The phenomena of the COVID-19 outbreak and the Arctic Iceberg melting over the past two years make us reconsider the impact our way of life has on the environment and the responsibility of business toward minimizing and potentially eliminating emissions. Increasing ship traffic in ports leads to the growing emission of air pollutants, which influences the air quality and public health in the surrounding areas. The International Maritime Organization (IMO) has adopted relevant regulations (e.g., Annex VI of IMO's pollution prevention treaty (MARPOL) and mandatory energy-efficiency measures) to address ship emissions. To ensure the effective implementation of such regulations and measures, air emission detection and monitoring has become crucial. In this paper, a dynamic multitarget path planning model is developed to realize multi-UAVs (Unmanned Aerial Vehicles) performing synergistic detection of ship emissions in ports.
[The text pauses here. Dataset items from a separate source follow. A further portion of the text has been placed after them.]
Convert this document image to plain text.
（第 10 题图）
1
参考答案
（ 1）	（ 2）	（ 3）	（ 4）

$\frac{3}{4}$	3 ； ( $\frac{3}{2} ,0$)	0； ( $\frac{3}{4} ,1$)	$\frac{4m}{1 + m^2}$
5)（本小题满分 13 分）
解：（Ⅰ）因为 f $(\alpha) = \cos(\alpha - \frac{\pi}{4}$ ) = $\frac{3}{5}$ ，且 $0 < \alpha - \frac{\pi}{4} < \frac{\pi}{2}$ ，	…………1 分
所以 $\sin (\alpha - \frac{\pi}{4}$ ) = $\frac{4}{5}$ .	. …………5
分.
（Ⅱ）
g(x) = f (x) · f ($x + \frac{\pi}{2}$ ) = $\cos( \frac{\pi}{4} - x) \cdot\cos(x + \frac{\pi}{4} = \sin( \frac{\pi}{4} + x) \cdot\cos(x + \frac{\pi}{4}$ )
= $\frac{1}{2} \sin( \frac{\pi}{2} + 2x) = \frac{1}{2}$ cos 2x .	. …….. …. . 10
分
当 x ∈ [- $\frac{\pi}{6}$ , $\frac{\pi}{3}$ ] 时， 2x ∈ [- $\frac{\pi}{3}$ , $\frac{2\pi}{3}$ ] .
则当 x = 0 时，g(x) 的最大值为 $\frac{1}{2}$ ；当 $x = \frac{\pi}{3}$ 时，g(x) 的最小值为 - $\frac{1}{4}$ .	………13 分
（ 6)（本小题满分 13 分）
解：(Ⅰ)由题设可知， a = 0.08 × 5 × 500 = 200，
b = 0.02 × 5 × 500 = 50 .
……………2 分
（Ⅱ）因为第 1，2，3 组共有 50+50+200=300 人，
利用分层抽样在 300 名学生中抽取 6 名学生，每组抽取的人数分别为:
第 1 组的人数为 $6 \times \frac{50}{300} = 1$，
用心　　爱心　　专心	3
A path planning algorithm under a dynamic environment is developed to establish the model. This algorithm incorporates a Tabu table into particle swarm optimization (PSO) to improve its optimization ability, and it obtains the initial detection route of each UAV based on a "minimum ring" method. This paper describes a multi-UAVs synergistic algorithm to formulate the path reprogramming time in a dynamic environment by judging and cutting the "minimum ring". This finding proves the improved efficiency of air pollution detection by UAVs. It provides useful insights for maritime and port authorities to detect ship emissions in practice and to ensure ship emission reduction for better air quality in the postpandemic era.